Voici cinq choses à savoir sur ce blocage.
– 21 incidents de sécurité –
Depuis le 1er mars, 21 navires commerciaux, dont dix pétroliers, ont été attaqués ou ont signalé des incidents dans le Golfe, le détroit d’Ormuz ou le golfe d’Oman, selon l’agence maritime britannique UKMTO.
S’y ajoutent quatre attaques visant différents types de navires, revendiquées par les Gardiens de la Révolution iraniens mais non confirmées par les autorités internationales.
– 8 travailleurs de la mer tués –
Depuis le début du conflit, au moins huit marins ou dockers ont été tués dans des incidents dans la région, selon l’Organisation maritime internationale (OMI).
Quatre autres personnes sont portées disparues et dix ont été blessées.
– Trafic maritime en baisse de 97% –
Le trafic dans le détroit a chuté de 97% par rapport à la période précédant la guerre, selon une analyse publiée mardi par le groupe d’intelligence maritime Windward.
Le passage enregistre habituellement quelque 120 transits quotidiens, mais il n’y en a eu que 77 au cours des deux semaines suivant le déclenchement du conflit, d’après la société de données maritimes Lloyd’s List.
– 20.000 marins bloqués –
Quelque 20.000 marins sont bloqués dans la région, ainsi que des passagers de navires de croisière, des travailleurs portuaires et des équipes offshore, selon l’OMI.

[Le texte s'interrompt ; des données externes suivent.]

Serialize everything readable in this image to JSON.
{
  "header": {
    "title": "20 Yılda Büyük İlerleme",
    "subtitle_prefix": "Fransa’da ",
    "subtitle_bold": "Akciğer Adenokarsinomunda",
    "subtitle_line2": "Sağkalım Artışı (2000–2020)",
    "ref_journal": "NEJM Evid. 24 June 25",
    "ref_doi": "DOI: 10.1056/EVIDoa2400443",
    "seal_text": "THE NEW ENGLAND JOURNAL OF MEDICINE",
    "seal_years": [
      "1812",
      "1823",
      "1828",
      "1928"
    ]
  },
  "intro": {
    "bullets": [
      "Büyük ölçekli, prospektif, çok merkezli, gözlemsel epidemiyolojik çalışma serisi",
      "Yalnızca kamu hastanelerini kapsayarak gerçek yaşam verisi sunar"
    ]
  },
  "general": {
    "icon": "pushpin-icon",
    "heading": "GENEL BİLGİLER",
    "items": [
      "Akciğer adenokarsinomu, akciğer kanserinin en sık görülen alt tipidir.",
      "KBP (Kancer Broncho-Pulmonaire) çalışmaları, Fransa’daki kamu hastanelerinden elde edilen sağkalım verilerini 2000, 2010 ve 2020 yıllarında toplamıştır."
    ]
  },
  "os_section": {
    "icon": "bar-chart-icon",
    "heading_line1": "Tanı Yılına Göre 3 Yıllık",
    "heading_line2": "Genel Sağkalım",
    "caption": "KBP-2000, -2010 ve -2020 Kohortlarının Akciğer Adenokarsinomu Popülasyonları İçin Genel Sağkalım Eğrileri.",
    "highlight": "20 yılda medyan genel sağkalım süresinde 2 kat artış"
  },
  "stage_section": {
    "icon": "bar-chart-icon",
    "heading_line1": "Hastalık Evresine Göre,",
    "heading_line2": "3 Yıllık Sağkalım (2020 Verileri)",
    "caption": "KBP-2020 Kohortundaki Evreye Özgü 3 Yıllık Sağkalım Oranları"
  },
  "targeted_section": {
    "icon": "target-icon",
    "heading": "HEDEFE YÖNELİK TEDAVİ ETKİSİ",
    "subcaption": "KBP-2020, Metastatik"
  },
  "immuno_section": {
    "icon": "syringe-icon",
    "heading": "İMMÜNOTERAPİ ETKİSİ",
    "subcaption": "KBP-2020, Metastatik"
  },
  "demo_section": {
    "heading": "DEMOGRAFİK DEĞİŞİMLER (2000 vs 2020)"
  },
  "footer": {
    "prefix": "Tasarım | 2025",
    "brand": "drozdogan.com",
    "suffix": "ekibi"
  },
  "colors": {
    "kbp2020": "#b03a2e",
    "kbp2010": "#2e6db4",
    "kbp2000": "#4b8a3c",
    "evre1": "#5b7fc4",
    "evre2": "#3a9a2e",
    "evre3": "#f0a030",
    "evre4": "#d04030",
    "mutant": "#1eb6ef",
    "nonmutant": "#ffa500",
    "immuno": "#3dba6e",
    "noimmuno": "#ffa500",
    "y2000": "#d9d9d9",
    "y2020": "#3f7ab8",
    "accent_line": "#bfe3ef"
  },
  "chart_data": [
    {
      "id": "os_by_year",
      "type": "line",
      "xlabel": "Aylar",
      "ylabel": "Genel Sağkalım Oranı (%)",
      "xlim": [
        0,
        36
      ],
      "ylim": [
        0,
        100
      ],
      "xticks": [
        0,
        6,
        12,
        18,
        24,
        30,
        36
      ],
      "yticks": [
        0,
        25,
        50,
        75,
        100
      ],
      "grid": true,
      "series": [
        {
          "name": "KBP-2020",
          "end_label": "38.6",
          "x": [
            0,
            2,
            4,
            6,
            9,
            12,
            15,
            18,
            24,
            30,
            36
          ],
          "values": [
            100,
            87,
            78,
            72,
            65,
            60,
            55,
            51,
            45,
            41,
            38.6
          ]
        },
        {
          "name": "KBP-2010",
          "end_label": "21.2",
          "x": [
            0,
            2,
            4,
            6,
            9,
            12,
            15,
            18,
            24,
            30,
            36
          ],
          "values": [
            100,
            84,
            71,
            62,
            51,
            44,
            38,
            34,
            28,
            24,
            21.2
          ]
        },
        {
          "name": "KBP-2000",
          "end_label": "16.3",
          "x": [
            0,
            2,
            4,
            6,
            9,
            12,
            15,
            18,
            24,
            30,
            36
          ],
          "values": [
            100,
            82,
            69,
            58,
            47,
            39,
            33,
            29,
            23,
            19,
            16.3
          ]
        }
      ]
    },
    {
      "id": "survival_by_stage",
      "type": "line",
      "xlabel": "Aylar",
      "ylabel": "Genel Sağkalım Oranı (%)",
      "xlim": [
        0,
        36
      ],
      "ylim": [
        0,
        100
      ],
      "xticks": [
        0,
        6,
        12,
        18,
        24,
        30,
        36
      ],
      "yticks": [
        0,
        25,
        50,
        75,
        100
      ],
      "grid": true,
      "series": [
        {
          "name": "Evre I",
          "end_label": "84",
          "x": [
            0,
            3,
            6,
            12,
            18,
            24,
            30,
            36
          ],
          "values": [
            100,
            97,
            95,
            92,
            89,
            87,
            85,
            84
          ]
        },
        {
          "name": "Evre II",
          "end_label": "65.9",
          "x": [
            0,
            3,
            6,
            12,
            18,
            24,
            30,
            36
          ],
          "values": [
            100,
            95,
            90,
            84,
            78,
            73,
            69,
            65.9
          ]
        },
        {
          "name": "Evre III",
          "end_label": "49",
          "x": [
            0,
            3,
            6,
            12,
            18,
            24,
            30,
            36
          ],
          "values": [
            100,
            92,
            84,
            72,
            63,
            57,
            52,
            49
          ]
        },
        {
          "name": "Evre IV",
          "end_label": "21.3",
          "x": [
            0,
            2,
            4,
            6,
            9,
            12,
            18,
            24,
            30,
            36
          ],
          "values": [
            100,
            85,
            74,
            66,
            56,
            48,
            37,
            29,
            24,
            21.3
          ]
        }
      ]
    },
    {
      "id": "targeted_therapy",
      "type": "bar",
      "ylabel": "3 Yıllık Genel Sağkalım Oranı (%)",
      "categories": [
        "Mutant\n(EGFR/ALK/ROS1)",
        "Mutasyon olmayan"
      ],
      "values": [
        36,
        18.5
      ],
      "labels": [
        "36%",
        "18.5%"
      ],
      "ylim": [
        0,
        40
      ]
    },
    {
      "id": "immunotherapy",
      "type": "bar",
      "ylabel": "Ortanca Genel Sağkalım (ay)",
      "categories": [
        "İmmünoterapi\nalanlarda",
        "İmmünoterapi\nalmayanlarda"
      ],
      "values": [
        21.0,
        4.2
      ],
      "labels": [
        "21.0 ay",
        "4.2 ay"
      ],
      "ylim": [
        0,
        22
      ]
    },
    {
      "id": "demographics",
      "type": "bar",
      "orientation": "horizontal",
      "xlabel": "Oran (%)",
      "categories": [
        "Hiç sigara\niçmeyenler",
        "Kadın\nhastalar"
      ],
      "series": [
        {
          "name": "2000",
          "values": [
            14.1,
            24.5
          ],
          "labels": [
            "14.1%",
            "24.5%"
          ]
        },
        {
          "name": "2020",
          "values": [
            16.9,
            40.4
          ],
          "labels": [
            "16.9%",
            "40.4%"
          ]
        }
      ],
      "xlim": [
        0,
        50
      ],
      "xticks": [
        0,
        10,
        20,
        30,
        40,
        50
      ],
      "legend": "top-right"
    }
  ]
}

L’organisation estime qu’au moins 3.200 navires s’y trouvent actuellement. Jusqu’aux deux tiers sont de « grands navires commerciaux engagés dans le commerce international ».
– Carburant marin en hausse de 87% –
Le prix du carburant pour navires a augmenté de 87% depuis le début du conflit, selon un rapport publié le 14 mars par des chercheurs de la banque HSBC, atteignant des niveaux observés pour la dernière fois après l’invasion de l’Ukraine par la Russie en 2022.